We were not realizing that, with just a machete, you can do a genocide.
From Boutros Boutros-Ghali
I used to say I never talk about my successor, neither about my predecessor.
The fact that you had disruptions in the peace process was not only in Rwanda. We had the same problem in Cambodia, we had the same problem in Mozambique, we had the same problem in Salvador.
A genocide in Africa has not received the same attention that genocide in Europe or genocide in Turkey or genocide in other part of the world. There is still this kind of basic discrimination against the African people and the African problems.
For us, genocide was the gas chamber - what happened in Germany. We were not able to realize that with the machete you can create a genocide.
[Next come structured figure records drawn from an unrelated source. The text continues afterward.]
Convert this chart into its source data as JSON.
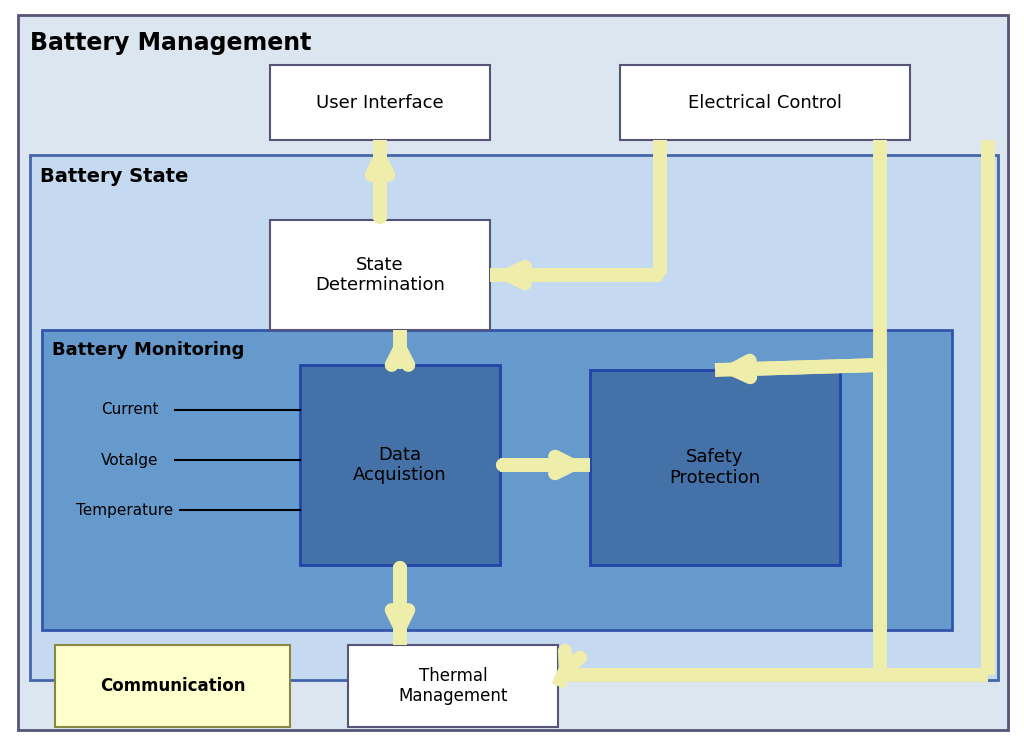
{
  "bg_outer": "#dce6f1",
  "bg_battery_state": "#c5d9f1",
  "bg_battery_monitoring": "#6699cc",
  "bg_dark_box": "#4472a8",
  "box_white": "#ffffff",
  "box_yellow": "#ffffcc",
  "arrow_color": "#eeeeaa",
  "arrow_edge": "#cccc88",
  "label_battery_management": "Battery Management",
  "label_battery_state": "Battery State",
  "label_battery_monitoring": "Battery Monitoring",
  "label_user_interface": "User Interface",
  "label_electrical_control": "Electrical Control",
  "label_state_determination": "State\nDetermination",
  "label_data_acquisition": "Data\nAcquistion",
  "label_safety_protection": "Safety\nProtection",
  "label_thermal_management": "Thermal\nManagement",
  "label_communication": "Communication",
  "label_current": "Current",
  "label_voltage": "Votalge",
  "label_temperature": "Temperature"
}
The change began in Somalia, where we discovered that we were involved in an operation where there was no peace, so there was no more a peacekeeping operation because there was no peace.
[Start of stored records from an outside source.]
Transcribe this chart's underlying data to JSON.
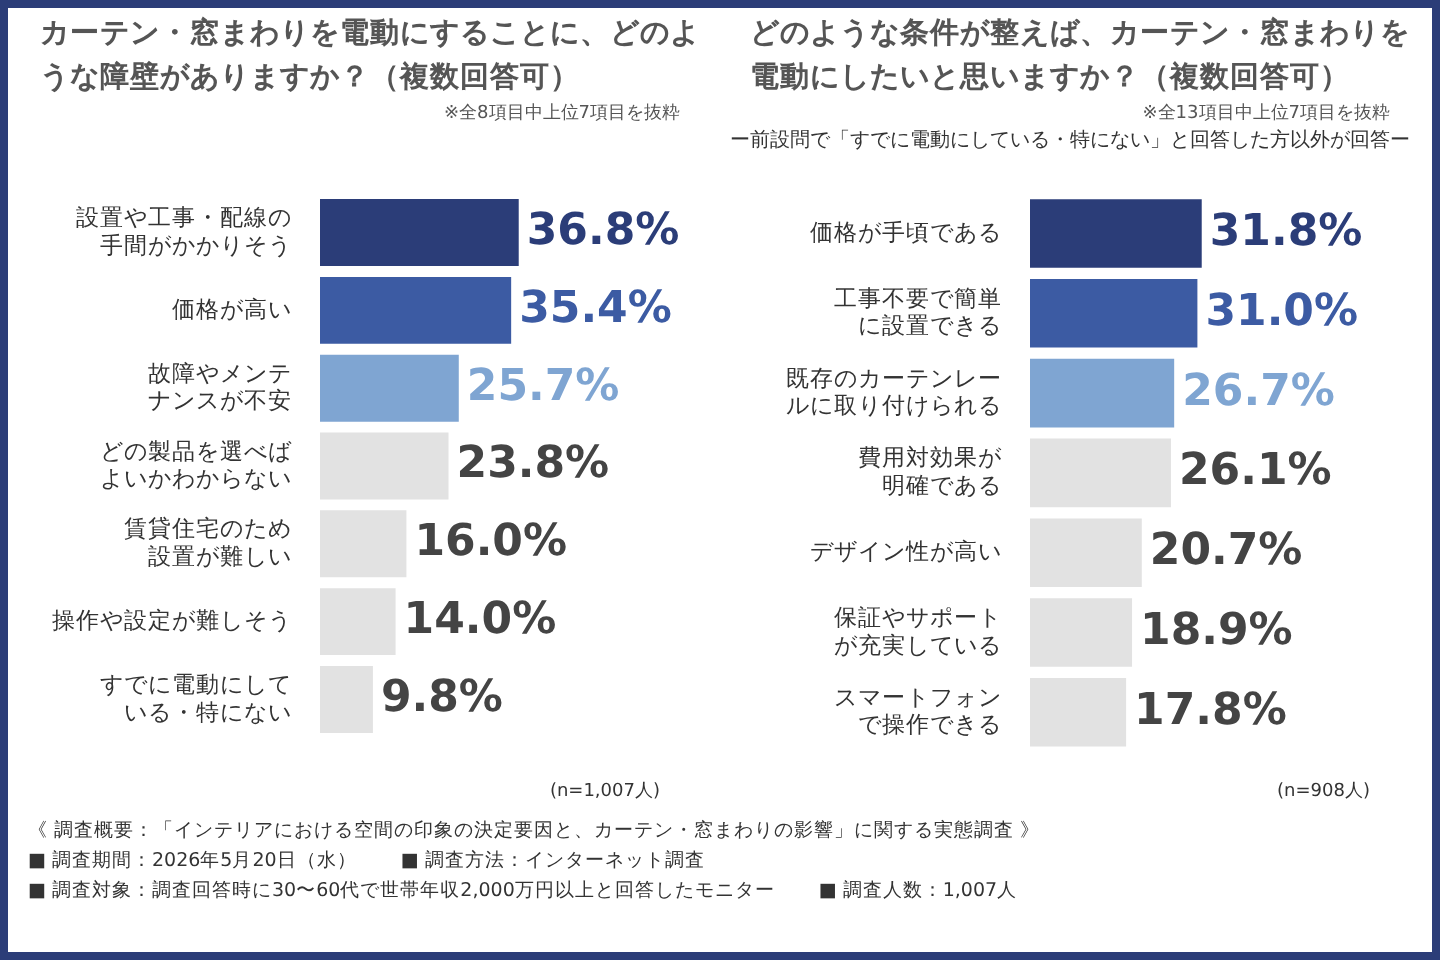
{
  "chart_data": [
    {
      "type": "bar",
      "orientation": "horizontal",
      "title": "カーテン・窓まわりを電動にすることに、どのような障壁がありますか？（複数回答可）",
      "subtitle": "※全8項目中上位7項目を抜粋",
      "categories": [
        "設置や工事・配線の手間がかかりそう",
        "価格が高い",
        "故障やメンテナンスが不安",
        "どの製品を選べばよいかわからない",
        "賃貸住宅のため設置が難しい",
        "操作や設定が難しそう",
        "すでに電動にしている・特にない"
      ],
      "values": [
        36.8,
        35.4,
        25.7,
        23.8,
        16.0,
        14.0,
        9.8
      ],
      "value_labels": [
        "36.8%",
        "35.4%",
        "25.7%",
        "23.8%",
        "16.0%",
        "14.0%",
        "9.8%"
      ],
      "colors": [
        "#2b3d78",
        "#3c5ba3",
        "#7fa5d2",
        "#e2e2e2",
        "#e2e2e2",
        "#e2e2e2",
        "#e2e2e2"
      ],
      "legend": false,
      "annotations": [
        "(n=1,007人)"
      ]
    },
    {
      "type": "bar",
      "orientation": "horizontal",
      "title": "どのような条件が整えば、カーテン・窓まわりを電動にしたいと思いますか？（複数回答可）",
      "subtitle": "※全13項目中上位7項目を抜粋",
      "categories": [
        "価格が手頃である",
        "工事不要で簡単に設置できる",
        "既存のカーテンレールに取り付けられる",
        "費用対効果が明確である",
        "デザイン性が高い",
        "保証やサポートが充実している",
        "スマートフォンで操作できる"
      ],
      "values": [
        31.8,
        31.0,
        26.7,
        26.1,
        20.7,
        18.9,
        17.8
      ],
      "value_labels": [
        "31.8%",
        "31.0%",
        "26.7%",
        "26.1%",
        "20.7%",
        "18.9%",
        "17.8%"
      ],
      "colors": [
        "#2b3d78",
        "#3c5ba3",
        "#7fa5d2",
        "#e2e2e2",
        "#e2e2e2",
        "#e2e2e2",
        "#e2e2e2"
      ],
      "legend": false,
      "annotations": [
        "ー前設問で「すでに電動にしている・特にない」と回答した方以外が回答ー",
        "(n=908人)"
      ]
    },
    {
      "type": "other",
      "annotations": [
        "《 調査概要：「インテリアにおける空間の印象の決定要因と、カーテン・窓まわりの影響」に関する実態調査 》",
        "■ 調査期間：2026年5月20日（水）",
        "■ 調査方法：インターネット調査",
        "■ 調査対象：調査回答時に30〜60代で世帯年収2,000万円以上と回答したモニター",
        "■ 調査人数：1,007人"
      ]
    }
  ]
}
There is a greater fatigue concerning the African problem today than five or 10 years ago. The situation now in Africa is worse today than it was 10 years ago.
Rwanda was considered a second-class operation; because it was a small country, we had been able to maintain a kind of status quo. They were negotiating, they'd accepted the new peace project, so we were under the impression that everything would be solved easily.
For President Clinton, according to this discussion I had with him, Rwanda was a marginal problem.
When you have an accident, they will save their own people, and those who have worked with you or with the NGOs are left. Unfortunately, this happens always. It is not an excuse at all.